Here I don't live in the capital city. Wouldn't say I'm a Burb, but I don't live in the capital. Many of my acquintances do, and often their view of the place I live in is interesting, mostly colored with ideas of distances too long to travel, deserted roads, big buses and highways. I live in a peripherial town, that's still part of the Metropolitan area, but that houses no mayor Government powers. I'm not from the country, as my town isn't part of it, but it does have a flare, a something, like all the other 6 "Head of Province" cities, that makes us be more aware of our place of belonging.
For a country so little, you would be amazed at how different and particular each province can be. My town crowns the 4th province - out of 7 - and is known to be a conservative, peaceful place, whose daughters are the most beautiful women of the whole country, bursting with beautiful flowers and packed to the brin with pubs. Many may not have this much insight of this town, but will only know it as the City of the Flowers, where women are legendary beautiful. Well, we are. :-D
However, there's more to this town. Though criminality has spiked up quite badly in the last 5-10 years, the habitants still clutch to the traditions and habits of other times. There's no feeling of being among strangers, where men, even the younger ones, let women first on the bus or into stores, out of them, out of instinct. Black, short wavy heart, much in the style of traditional Pedro Fernández, with dress pants and pressed shirt. Like a colonial Latin city trapped in the glory of silverscreen epics.

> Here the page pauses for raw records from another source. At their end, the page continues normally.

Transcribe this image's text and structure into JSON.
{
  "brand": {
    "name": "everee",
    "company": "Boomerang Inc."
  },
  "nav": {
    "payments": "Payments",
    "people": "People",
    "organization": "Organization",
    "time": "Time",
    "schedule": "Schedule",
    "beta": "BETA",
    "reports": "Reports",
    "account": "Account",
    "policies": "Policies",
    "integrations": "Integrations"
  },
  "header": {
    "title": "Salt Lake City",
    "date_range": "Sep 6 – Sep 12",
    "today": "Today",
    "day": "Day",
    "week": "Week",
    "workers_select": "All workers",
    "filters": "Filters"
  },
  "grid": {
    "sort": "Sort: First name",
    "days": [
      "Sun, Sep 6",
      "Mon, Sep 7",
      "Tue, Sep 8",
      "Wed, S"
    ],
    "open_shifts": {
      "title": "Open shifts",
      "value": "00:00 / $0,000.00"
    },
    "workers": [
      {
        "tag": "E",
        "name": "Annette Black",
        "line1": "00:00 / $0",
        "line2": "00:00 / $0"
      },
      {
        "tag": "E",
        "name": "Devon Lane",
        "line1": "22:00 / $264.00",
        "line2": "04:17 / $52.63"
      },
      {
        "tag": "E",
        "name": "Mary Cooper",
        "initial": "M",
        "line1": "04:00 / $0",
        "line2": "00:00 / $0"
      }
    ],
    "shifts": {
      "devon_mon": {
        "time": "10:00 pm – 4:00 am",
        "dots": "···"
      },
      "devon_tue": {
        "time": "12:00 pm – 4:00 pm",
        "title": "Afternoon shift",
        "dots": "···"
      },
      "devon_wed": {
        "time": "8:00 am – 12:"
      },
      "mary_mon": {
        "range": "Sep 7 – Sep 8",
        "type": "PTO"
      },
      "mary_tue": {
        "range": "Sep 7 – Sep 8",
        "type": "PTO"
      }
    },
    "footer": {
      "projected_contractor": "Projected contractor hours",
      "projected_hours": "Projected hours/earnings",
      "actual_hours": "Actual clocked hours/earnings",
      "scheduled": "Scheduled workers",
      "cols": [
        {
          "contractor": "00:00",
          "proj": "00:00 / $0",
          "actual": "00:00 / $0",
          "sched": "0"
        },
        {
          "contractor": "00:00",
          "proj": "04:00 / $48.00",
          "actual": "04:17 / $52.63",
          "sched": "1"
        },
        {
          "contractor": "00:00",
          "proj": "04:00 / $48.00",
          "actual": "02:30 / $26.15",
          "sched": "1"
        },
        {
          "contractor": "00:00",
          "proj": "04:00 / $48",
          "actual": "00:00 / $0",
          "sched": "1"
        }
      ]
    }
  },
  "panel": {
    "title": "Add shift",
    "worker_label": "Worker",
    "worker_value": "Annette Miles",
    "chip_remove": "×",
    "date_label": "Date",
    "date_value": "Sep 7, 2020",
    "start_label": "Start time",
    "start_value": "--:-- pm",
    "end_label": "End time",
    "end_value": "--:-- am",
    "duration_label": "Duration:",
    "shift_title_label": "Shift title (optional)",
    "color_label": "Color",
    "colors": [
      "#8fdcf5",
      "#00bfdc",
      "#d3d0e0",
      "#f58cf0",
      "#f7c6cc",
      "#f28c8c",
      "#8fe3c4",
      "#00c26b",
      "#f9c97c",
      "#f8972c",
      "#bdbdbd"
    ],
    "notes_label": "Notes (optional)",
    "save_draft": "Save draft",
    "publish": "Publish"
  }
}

There's a kind of old, traditional life, with the old crafters, the shoemakers, the coffee plantation owners and workers, the small farmers, taylors, artists, teachers, professors and so on. The galant, sober old men, the old ladies that leave the door of the house open and sit on their rocking chairs watching the TV, but more interested about who walks by on the street. The house of one of the finest president's this country ever had, son of this town (unlike another son that meant the biggest disgrace the country and the town ever suffered), the elderly, retired group of men who gather every afternoon at the main square, before the Parrish, to talk about politics, philosophy, the world, the weather, life. The town's band playing every Sunday morning and Wednesday evening.

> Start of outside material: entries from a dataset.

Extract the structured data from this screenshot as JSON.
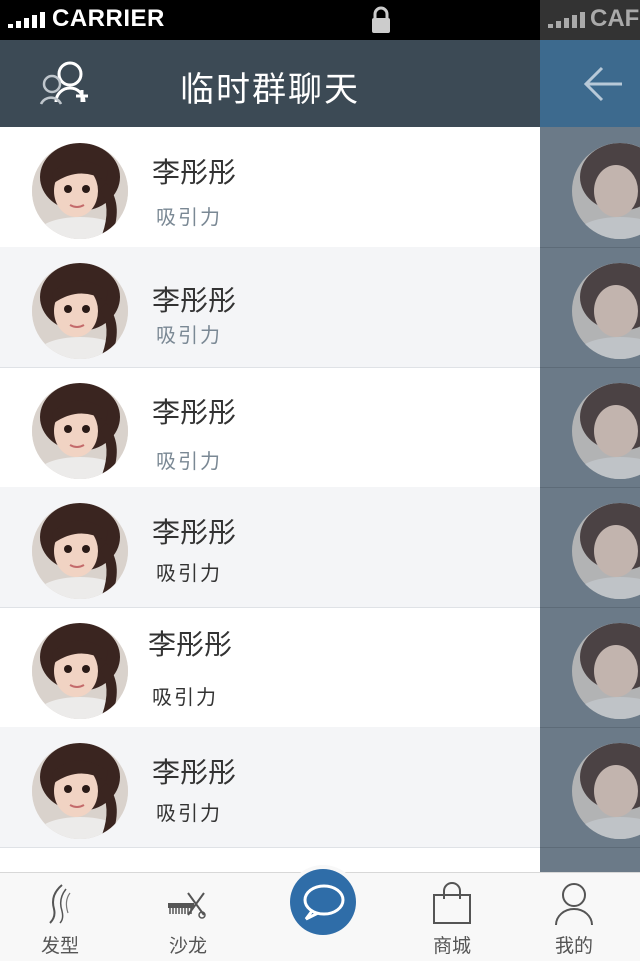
{
  "status_bar": {
    "carrier": "CARRIER",
    "carrier_right": "CAF"
  },
  "nav": {
    "title": "临时群聊天"
  },
  "contacts": [
    {
      "name": "李彤彤",
      "subtitle": "吸引力"
    },
    {
      "name": "李彤彤",
      "subtitle": "吸引力"
    },
    {
      "name": "李彤彤",
      "subtitle": "吸引力"
    },
    {
      "name": "李彤彤",
      "subtitle": "吸引力"
    },
    {
      "name": "李彤彤",
      "subtitle": "吸引力"
    },
    {
      "name": "李彤彤",
      "subtitle": "吸引力"
    }
  ],
  "tabs": [
    {
      "label": "发型",
      "icon": "hairstyle-icon"
    },
    {
      "label": "沙龙",
      "icon": "comb-scissors-icon"
    },
    {
      "label": "",
      "icon": "chat-bubble-icon"
    },
    {
      "label": "商城",
      "icon": "shopping-bag-icon"
    },
    {
      "label": "我的",
      "icon": "user-icon"
    }
  ],
  "colors": {
    "navbar": "#3c4a55",
    "accent": "#2f6da8",
    "overlay_header": "#3d6a8e"
  }
}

More than a sense of safety, it leakes into the open soul a sense of pride and belonging I can't explain otherwise. It's your very tight, very own culture that nobody else with your same nationality, but from any other provice can't get. We are not as conservative and catholic as the Cartago residents are famous for, not was gay (not in the homosexual sense), cheerful, humble and resourceful as the residents of Alajuela. We are not as flavorful as the residents of Limón, nor as quite and hardworking as the residents of Guanacaste, or as party animals and laidback as the Puntarenas residents. We are calm, happy and drunk. We have our very own traditions, our little historic places, places that are not thought in schooltexts, but told from generation to generation, passing on one of the many versions of the same story.

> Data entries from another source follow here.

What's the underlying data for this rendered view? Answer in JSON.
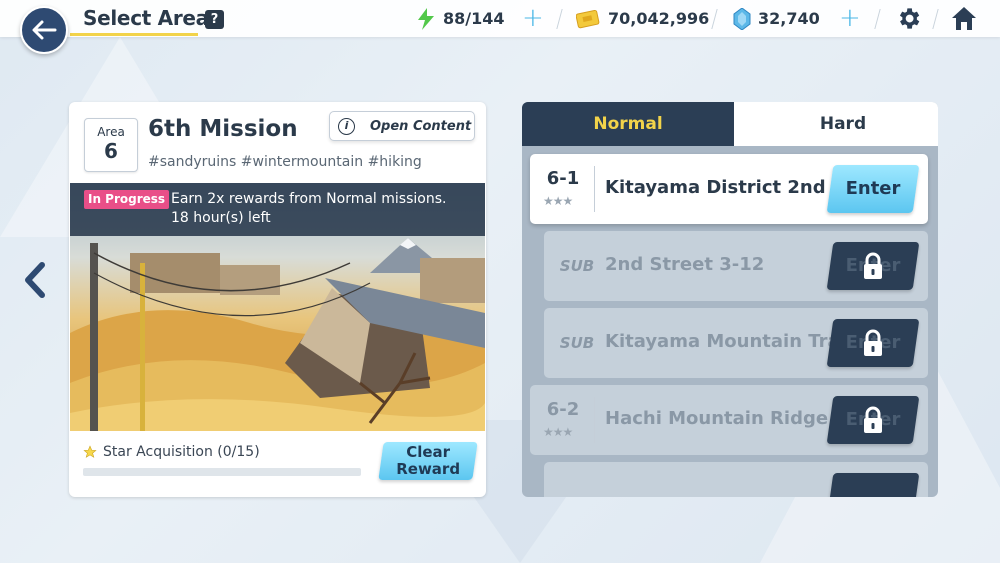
{
  "header": {
    "title": "Select Area",
    "help_label": "?",
    "stamina": "88/144",
    "gold": "70,042,996",
    "gems": "32,740"
  },
  "area_card": {
    "area_label": "Area",
    "area_number": "6",
    "mission_title": "6th Mission",
    "tags": "#sandyruins #wintermountain #hiking",
    "open_content_label": "Open Content",
    "status_badge": "In Progress",
    "bonus_line1": "Earn 2x rewards from Normal missions.",
    "bonus_line2": "18 hour(s) left",
    "star_acquisition": "Star Acquisition (0/15)",
    "star_progress": 0,
    "clear_reward_line1": "Clear",
    "clear_reward_line2": "Reward"
  },
  "stage_panel": {
    "tabs": [
      {
        "label": "Normal",
        "active": true
      },
      {
        "label": "Hard",
        "active": false
      }
    ],
    "stages": [
      {
        "code": "6-1",
        "name": "Kitayama District 2nd ...",
        "enter_label": "Enter",
        "locked": false,
        "sub": false
      },
      {
        "code": "SUB",
        "name": "2nd Street 3-12",
        "enter_label": "Enter",
        "locked": true,
        "sub": true
      },
      {
        "code": "SUB",
        "name": "Kitayama Mountain Trail",
        "enter_label": "Enter",
        "locked": true,
        "sub": true
      },
      {
        "code": "6-2",
        "name": "Hachi Mountain Ridge ...",
        "enter_label": "Enter",
        "locked": true,
        "sub": false
      }
    ]
  },
  "colors": {
    "navy": "#2b3e55",
    "accent_yellow": "#f2d34a",
    "button_cyan": "#5cc6f0",
    "badge_pink": "#e94f88"
  }
}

Sipping on a coffee with my Capital City friends, watching them frown at my town and the distance one must make to get there, or simply talking about life, I find myself searching their faces, trying to find those things present in the faces of everybody else, that talk about these very provincial things. What do they have, these Capital City Kids, that would be only theirs? Can't seem to find it.
I turn to my town, my elders, all our friendly faces, our tendency to give every single direction by mentioning pubs, our pride for our ladies, our old fashioned courtesy, our saluting on the streets, our pensive artists, deep thinkers, and our knowledge of the old buildings, and try, for a moment I try to imagine life without these collective memory treasures. Live outside my cozy town seems so deserted.